Investment bankers began to buy prime loans and put them together and make mortgages-backed securities and create derivatives (many mortgages-backed securities together). In order to sell to investors, investment bankers would have to slice the derivatives in tranches and gave them ratings. This process is called securitisation. These tranches have a range that go from AAA (triple A), being this the highest rating, to BBB- (triple B minus) the lowest rate. The BBB´s are the first to lose money and the AAA´s are the last ones. The BBB´s have the highest credit risk. The BBB´s have a higher expected yield (so the risk is the highest too). The problem began when prime loans got mixed with the subprime loans. Investment bankers wanted to get a part of this action and then they began to include subprime Mortgages in the derivatives and they were selling them to outside investors.
Then unfortunately a combination of the Wall Street greed and the Government´s desire to increase home ownership (The known American Dream) make subprime mortgages become wildly available to the masses. This increase in home ownership caused an artificial increase in home prices until the borrowers default.
Because of these defaulting borrowers the derivatives in which the Subprime Mortgages are included became a worthless investment. Big and small investors lost a fortune. Home prices began to fall, and foreclosures increased.

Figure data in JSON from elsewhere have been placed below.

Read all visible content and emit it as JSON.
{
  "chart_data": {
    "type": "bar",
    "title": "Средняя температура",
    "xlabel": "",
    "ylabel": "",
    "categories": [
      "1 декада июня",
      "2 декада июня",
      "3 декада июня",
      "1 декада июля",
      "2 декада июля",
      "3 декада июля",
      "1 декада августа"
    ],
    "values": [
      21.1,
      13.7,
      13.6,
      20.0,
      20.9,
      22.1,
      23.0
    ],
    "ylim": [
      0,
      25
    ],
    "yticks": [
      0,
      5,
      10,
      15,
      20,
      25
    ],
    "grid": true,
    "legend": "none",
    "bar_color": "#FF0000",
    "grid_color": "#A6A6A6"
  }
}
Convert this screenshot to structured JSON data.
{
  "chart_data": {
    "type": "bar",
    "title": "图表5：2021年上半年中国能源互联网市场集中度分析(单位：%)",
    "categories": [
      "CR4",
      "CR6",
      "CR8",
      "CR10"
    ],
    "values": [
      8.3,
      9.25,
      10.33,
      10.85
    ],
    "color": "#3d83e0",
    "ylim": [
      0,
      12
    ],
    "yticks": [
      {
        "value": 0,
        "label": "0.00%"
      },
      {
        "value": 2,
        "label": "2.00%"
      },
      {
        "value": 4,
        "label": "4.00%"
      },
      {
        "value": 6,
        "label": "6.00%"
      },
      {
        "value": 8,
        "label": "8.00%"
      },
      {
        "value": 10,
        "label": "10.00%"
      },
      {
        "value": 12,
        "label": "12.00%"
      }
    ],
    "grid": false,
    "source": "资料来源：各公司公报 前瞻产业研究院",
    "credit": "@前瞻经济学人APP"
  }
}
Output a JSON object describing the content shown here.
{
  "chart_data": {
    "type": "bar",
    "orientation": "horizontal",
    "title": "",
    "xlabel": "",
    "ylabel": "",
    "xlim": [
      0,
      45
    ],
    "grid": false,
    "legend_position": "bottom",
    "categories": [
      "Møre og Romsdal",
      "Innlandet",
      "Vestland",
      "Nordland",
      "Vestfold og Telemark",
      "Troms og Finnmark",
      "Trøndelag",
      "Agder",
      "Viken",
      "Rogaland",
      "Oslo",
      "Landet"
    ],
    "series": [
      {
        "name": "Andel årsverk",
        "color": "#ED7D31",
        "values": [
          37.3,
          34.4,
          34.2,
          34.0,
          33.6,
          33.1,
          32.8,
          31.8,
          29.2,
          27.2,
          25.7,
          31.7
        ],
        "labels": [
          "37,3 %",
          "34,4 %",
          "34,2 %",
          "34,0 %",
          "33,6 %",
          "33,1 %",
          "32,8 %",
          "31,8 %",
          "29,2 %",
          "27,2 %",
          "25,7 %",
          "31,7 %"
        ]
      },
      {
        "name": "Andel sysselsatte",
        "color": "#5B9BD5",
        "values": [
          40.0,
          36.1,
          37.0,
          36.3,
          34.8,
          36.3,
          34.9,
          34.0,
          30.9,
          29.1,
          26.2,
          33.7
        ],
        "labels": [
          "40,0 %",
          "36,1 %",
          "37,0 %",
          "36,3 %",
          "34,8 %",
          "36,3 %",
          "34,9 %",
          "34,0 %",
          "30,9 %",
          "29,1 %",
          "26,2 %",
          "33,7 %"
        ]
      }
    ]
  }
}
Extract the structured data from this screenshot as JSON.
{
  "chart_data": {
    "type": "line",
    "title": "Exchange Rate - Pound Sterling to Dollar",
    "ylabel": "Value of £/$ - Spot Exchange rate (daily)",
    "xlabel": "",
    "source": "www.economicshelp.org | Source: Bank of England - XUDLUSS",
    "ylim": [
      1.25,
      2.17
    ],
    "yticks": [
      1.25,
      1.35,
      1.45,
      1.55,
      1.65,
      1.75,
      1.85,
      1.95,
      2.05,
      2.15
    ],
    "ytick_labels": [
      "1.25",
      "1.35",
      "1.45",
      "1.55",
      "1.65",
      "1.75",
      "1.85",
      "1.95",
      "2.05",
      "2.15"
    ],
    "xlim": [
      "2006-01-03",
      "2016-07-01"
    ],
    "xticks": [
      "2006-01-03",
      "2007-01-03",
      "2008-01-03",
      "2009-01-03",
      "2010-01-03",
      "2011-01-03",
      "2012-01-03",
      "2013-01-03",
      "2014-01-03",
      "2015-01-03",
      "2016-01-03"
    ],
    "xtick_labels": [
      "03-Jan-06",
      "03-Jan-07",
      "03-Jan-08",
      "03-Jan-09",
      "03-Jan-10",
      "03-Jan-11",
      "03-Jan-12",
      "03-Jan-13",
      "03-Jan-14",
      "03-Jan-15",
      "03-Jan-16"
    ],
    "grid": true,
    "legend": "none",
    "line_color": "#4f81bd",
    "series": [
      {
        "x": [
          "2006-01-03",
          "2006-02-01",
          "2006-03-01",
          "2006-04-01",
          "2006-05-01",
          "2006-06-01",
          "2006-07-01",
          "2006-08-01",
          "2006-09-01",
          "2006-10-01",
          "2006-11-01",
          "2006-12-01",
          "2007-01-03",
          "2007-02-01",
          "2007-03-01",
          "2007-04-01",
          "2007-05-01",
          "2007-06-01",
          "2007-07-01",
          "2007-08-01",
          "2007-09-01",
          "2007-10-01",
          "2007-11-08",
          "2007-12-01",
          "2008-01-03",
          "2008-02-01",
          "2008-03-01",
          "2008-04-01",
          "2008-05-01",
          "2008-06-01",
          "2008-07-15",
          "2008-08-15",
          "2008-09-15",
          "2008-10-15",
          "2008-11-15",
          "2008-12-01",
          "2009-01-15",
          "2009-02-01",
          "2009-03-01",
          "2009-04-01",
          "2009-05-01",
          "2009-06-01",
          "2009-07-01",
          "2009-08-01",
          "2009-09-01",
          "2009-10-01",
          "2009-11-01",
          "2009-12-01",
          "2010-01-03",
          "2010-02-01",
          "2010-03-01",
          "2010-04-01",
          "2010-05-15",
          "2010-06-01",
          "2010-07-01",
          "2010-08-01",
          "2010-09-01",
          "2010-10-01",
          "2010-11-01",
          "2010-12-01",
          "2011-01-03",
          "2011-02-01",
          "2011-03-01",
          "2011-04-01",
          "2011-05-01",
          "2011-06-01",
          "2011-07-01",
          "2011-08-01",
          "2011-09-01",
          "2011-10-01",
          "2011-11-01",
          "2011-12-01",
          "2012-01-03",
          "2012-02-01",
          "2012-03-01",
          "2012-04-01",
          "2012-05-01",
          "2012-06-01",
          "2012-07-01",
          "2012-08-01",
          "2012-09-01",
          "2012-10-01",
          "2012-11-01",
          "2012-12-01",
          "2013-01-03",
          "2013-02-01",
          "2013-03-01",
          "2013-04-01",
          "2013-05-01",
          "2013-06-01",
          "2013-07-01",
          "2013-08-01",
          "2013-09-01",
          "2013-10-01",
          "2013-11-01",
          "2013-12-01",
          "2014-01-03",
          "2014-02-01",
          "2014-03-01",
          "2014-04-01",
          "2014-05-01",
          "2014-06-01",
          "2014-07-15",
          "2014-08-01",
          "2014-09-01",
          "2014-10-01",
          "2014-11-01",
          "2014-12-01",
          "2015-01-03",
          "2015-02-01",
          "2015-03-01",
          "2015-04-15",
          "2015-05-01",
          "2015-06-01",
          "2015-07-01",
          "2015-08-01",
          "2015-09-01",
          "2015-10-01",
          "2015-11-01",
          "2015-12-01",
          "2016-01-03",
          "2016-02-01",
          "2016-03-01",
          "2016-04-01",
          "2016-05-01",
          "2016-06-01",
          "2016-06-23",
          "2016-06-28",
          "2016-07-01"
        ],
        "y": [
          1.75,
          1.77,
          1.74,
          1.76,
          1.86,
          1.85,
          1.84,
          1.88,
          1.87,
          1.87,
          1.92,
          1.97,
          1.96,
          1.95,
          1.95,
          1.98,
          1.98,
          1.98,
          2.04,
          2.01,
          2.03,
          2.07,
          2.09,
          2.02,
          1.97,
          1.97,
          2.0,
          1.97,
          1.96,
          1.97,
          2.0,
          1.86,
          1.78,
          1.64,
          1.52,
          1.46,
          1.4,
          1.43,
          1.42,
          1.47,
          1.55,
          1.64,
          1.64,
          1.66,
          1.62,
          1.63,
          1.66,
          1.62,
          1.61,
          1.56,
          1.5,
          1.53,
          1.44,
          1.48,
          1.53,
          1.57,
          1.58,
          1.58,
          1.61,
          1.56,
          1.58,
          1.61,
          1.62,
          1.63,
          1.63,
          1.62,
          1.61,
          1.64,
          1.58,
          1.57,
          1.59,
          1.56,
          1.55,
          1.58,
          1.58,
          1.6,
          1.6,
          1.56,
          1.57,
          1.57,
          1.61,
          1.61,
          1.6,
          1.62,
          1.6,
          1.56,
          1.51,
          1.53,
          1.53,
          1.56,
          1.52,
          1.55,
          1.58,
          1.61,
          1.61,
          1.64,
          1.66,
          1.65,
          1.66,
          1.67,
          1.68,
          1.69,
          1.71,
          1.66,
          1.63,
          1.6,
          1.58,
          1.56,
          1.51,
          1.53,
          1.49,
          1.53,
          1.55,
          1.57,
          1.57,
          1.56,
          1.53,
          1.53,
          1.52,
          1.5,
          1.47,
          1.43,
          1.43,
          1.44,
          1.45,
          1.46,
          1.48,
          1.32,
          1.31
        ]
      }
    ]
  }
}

Now, I'm not for the financial reform bill because it's basically a power grab for the federal reserve which we know is up to no good and it's just in bed with the bankers. In Orweillian language the bill creates a consumer watch dog to be run by the fed... and despite with the problems in the financial crisis being so clear- credit rating agencies weren't touched? I would think that if it were a good bill than it would cover that... but this is a bad bill, and it even makes it harder to sue over this kind of stuff.

So, I guess I have two thoughts on this: what the hell was congress thinking? Congress could have made a simple financial reform bill that could have attacked the problems head on but instead they don't make a strong bill that does much of anything. So it means that even when the government TRIES to do something with regulation, it can't touch the real problems... because well, I don't know if they're stupid or how many of them received bribes not to do it. I'm not for government intervention myself but if I were a congressmen I would try to write a good bill. A good bill is better than a bad bill because we're all worse off under the said bad bill. I also think that more analysis needs to be done of the financial reform bill... I find it rather scary that credit rating agencies weren't touched, and I would like to know how they talked about what kinds of things would pass in the bill or not.

posted on Dec, 30 2010 @ 01:47 AM
The consumer credit game is a sham. In order to have good credit you must place yourself into debt. In order to do so, you must obtain credit.

Credit, when applied to a business is merely an investment. While the same can be said of consumers, the investment is that you will fail to meet the terms of the credit.

This is why the debt industry is one of the largest industries in the world.

posted on Dec, 30 2010 @ 04:09 AM
It is great to see people starting to take notice and trying to understand the problem, there is a lot of deep and complex terminology scaring most people from even touching it. Starting to make sense of it and talking about it is the best way for the simple troubled concepts to surface and be addressed, good work.